First, I try and find someone who has roughly the same job duties/responsibilities as I do. I’ll eventually ask them straight out “ Hey…. how many of these does everyone usually do in a day?” I might even tell them that I don’t want to be #1 and screw up the curve. After that, I consciously do exactly the amount that everyone else is doing. It usually leaves me with several hours with nothing to do…. and it totally sucks for me to be bored. So I go around and calmly ask the others (avoiding the particularly nastiest people) if they need any help. I’ll even complete an extra project and let someone else take all of the credit so that they can ‘relax’ and do nothing that day.

It takes time to build a rapport with the group. At least a few days to a month or two. Initially it seems like I’m going to Narc or take credit for helping them after my work is done, but I follow a strict code of never telling the boss. Once they understand that I wont snitch on they’re laziness, I become everyone’s best friend. I’m not the person they love to hate. I’m the guy who solves everyone’s problems who is also quirky.

I know it sucks that I have to be everyone’s problem solver and it totally wears me out sometimes when I forget where my boundaries need to be. But it really does stop me from being the dartboard until people can have a chance to see how valuable I really am.
 
People can sense when someone is socially weak and they tend to want to take advantage.

The best way to figure this out (besides learning the hard way with experiences ) is to think about beforehand what is okay with you in terms of personal boundaries. Should there be times where you find ways to say "no", or should you go to something you don't like to show support once in awhile? If you "put out" and they don't reciprocate enough, are you able to invite back or turn down a request you aren't interested in if they ask you something you don't like again (and it's not work related)?

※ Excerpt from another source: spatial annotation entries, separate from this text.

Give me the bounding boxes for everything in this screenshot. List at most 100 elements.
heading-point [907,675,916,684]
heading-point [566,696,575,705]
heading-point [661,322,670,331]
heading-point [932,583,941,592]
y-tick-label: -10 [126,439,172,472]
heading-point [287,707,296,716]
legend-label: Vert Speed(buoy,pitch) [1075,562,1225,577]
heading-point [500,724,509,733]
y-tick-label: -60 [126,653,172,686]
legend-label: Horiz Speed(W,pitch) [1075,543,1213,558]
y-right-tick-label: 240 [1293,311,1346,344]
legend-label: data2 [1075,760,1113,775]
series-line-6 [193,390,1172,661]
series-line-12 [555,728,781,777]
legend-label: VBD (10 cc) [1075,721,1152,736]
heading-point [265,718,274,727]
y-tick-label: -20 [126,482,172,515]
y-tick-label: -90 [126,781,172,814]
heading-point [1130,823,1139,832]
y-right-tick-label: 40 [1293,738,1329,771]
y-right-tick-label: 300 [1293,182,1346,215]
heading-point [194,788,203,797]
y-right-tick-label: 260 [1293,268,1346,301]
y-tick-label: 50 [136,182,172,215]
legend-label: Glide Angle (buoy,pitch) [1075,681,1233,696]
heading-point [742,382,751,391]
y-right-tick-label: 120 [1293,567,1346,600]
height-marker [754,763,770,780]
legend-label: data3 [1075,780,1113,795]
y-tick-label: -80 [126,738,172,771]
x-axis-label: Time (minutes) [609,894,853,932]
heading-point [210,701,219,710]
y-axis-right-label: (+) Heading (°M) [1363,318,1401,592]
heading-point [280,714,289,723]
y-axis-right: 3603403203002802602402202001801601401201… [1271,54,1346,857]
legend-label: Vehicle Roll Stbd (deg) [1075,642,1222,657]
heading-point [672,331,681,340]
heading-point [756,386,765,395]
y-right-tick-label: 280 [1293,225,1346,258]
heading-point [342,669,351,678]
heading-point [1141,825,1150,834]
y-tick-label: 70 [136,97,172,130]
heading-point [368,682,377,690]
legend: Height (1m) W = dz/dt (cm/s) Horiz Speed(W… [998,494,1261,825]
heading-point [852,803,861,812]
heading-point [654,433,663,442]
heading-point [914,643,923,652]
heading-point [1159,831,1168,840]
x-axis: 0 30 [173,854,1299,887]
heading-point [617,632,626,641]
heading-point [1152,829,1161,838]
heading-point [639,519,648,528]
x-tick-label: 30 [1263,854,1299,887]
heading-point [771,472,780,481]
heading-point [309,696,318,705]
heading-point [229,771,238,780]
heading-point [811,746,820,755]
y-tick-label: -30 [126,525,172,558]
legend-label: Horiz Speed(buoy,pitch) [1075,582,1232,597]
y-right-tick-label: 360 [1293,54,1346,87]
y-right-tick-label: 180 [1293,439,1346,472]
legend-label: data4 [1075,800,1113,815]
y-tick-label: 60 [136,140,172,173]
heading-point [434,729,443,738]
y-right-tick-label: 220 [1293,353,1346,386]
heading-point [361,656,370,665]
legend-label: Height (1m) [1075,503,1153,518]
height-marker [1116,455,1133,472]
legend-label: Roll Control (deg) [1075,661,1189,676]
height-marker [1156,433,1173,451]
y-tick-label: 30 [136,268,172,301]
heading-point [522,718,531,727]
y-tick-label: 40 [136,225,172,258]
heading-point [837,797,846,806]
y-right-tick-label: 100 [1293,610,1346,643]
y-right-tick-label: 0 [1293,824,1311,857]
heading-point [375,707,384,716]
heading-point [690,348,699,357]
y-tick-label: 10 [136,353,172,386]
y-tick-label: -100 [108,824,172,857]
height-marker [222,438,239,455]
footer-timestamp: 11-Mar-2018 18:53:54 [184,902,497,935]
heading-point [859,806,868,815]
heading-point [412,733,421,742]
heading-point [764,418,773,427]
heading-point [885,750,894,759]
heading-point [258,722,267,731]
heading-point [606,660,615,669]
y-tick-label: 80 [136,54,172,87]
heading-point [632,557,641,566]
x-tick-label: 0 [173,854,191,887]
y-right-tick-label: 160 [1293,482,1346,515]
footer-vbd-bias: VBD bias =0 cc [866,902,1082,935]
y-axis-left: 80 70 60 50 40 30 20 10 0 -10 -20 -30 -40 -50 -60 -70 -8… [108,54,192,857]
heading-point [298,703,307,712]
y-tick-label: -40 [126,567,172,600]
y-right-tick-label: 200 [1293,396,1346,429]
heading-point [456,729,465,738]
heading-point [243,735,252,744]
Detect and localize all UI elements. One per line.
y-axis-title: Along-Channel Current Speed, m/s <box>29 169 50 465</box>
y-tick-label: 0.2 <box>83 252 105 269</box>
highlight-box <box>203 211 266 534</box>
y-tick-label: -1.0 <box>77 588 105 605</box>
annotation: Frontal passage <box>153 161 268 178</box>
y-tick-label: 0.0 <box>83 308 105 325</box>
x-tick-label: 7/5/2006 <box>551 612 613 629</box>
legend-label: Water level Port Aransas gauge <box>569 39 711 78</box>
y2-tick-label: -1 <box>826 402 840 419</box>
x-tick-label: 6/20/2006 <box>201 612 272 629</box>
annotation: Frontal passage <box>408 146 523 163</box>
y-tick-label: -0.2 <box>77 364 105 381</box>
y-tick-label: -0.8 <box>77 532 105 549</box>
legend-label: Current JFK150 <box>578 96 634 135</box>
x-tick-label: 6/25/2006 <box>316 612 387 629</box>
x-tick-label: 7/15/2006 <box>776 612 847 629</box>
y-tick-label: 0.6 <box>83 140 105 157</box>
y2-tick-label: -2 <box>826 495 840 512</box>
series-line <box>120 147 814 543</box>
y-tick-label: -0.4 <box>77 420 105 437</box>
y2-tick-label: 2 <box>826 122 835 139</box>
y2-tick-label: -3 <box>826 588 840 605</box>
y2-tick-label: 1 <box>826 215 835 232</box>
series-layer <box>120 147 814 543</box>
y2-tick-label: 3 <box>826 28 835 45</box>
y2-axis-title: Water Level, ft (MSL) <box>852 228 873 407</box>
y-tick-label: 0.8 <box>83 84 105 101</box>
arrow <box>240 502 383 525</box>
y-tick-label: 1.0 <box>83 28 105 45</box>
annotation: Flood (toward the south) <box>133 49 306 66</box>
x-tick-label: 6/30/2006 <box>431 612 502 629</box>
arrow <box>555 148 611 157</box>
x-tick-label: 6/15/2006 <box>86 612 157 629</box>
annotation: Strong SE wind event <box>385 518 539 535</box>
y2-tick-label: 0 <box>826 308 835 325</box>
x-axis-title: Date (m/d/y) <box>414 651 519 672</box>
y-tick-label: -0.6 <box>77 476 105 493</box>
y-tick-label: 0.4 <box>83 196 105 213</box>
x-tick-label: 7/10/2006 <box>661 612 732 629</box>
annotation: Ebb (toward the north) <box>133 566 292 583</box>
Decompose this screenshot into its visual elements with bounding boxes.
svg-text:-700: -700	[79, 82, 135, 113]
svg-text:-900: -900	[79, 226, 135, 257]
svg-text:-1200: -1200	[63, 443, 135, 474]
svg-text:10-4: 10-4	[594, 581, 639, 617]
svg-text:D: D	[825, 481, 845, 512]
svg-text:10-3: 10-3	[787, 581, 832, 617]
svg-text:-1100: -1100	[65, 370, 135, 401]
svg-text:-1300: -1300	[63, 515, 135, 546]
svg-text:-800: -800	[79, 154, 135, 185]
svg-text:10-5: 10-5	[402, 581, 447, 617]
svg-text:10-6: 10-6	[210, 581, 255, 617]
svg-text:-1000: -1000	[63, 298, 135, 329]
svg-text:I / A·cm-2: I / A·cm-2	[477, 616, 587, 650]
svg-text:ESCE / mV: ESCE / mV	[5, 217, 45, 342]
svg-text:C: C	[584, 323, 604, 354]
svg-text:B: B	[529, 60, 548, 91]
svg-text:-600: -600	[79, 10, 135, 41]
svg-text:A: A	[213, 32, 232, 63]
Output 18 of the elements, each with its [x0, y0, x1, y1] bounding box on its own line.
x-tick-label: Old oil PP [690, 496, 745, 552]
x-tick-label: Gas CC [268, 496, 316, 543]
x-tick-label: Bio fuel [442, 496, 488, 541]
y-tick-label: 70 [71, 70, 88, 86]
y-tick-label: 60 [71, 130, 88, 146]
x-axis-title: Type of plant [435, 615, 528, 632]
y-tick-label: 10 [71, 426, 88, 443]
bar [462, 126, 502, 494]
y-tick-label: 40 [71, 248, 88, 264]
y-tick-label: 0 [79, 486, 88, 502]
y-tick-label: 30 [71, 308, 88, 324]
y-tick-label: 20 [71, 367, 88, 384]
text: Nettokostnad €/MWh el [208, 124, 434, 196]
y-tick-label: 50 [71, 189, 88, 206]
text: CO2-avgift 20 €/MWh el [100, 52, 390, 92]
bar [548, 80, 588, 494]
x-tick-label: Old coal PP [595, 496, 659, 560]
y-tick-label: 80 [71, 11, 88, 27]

When work is involved, balancing interpersonal relationship and/or keeping everything purely professional can be difficult. It varies from person to person and situational context as well can be complex.

Generally, rather than go hard core avoid pleasantries, maybe try to find a way to do this or invite someone to something that you plan on doing regardless of if that person accepts or not. If it's a place where there's other people they can mingle with, this could be helpful too. If you invited such and such a person and they accept via your invitation, if you plan to leave, you should let that person know before you leave.